Original Link: http://www.anandtech.com/show/1724



Introduction

Several months ago, Sun gave us the opportunity to look at a quad Opteron, 3U rackmount server that had everyone reevaluating Intel's dominance in the server arena. Four months later, AMD finally has some significant market share for entry level servers. Our original quad Opteron 850 server was an impressive piece of machinery, but since AMD's launch of dual core processors, a whole new class of high performance entry servers has evolved.

Sun was extremely pleased to announce to us that their dual core V40z had set the 64-bit SPEC JBB2000 World Record. We couldn't have been more excited to get a similar configuration for our testing to do some real world benchmarks for ourselves! Today we will look at one of these high performance Sun Fire V40z machines and see how they compare against the previous generation of V40z.

Since we are looking at an 8-core Opteron server today, a huge portion of our time will be dedicated to investigating scalability. While it is relatively hard to take an operating system or application and design it to run on two processors instead of one, it is also equally hard to take a system designed for two processes and scale it to eight. The cost prohibitive nature of 8-way systems traditionally make scaling defects difficult to really ascertain, and likewise its not too often that we even pay attention to them. With processors heading toward dual and eventually quad core, scalability of the OS and hardware begin to carry more and more weight.
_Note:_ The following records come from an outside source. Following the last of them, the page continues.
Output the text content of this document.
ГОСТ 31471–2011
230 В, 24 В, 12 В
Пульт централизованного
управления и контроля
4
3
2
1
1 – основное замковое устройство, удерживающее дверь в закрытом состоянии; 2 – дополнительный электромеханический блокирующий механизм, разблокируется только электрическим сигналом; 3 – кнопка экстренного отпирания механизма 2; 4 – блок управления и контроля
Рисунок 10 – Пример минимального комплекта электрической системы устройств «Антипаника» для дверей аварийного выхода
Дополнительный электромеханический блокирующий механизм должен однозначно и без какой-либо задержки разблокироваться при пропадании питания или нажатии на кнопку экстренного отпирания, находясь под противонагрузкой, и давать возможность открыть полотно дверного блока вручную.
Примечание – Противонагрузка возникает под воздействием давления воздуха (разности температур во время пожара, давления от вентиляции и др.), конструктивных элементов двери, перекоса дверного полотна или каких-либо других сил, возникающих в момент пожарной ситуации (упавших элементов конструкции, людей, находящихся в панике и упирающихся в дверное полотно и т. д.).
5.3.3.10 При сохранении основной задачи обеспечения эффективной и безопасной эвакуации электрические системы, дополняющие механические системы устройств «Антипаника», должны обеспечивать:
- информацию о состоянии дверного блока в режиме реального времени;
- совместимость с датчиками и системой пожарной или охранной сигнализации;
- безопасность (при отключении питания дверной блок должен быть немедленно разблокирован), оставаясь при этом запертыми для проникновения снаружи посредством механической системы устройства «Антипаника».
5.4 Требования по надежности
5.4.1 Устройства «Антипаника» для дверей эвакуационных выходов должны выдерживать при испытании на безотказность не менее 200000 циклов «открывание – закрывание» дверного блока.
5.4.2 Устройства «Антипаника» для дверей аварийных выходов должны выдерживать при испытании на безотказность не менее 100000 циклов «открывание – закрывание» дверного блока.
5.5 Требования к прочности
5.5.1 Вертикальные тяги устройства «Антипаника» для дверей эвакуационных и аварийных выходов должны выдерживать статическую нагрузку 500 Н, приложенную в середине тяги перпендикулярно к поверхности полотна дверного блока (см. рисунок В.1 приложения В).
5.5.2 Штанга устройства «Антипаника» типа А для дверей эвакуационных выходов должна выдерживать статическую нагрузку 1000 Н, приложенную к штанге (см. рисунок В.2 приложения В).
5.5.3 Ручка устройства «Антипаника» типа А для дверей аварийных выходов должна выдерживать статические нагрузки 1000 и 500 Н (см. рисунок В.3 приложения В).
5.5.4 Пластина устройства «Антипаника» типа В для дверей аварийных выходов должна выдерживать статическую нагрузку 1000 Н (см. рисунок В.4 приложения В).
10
For anyone in the computer business, there really isn't a better feeling than seeing 8 Opterons POST.



New Changes to the V40z

The heart of the new V40z is, of course, the Opteron 875 processors. Since a single 2.6GHz Opteron draws the same power as a dual core 2.2GHz Opteron, the V40z doesn't seem to have too much difficulty with drop in compatibility. In theory at least, a dual core Opteron 875 should have the same power envelope as an Opteron 252 but provides an additional 50-80% performance boost. For more details on the Opteron 875, please check out our earlier article here. Although AMD has some background in 8-way server configurations, it is not nearly as extensive as that of Intel, Sun, IBM or HP. Putting eight cores in a 3U is a huge step forward for AMD (and Sun) and processor scaling is a colossal issue.

Additional cooling is not necessary for the dual core Opteron 875s because they have approximately the same TDP as Opteron 852s.

Our previous V40z (Quad Opteron 850) managed to draw 585 watts during peak operation - well within the capability of the redundant 760W power supplies. During peak operation the new V40z with quad Opteron 875s hit 615W during heavy load. This falls in line with AMD and Sun's claim concerning the power consumption.

Aside from the dual core processors, there have been some other changes to the V40z since our last analysis.

  • The two Broadcom BCM5703 gigabit controllers in the previous V40z have been replaced with a single BCM5704.
  • The 800MHz HyperTransport links have been upgraded to full 1GHz HyperTransport links.
  • The Service Processor now supports IPMI 2.0.
  • Support for 300GB hard drives has been added to the BIOS.

The new features of the V40z do come at a premium; the base quad dual core systems from Sun start around $38,995 direct from Sun. However, there are incentive programs (including a Xeon trade-in program) that can reduce this cost by up to 15% and other promos running on Sun's webpage. Third party retailers are also selling Sun system at lower prices, but unfortunately the third party retailers do not offer the same support packages.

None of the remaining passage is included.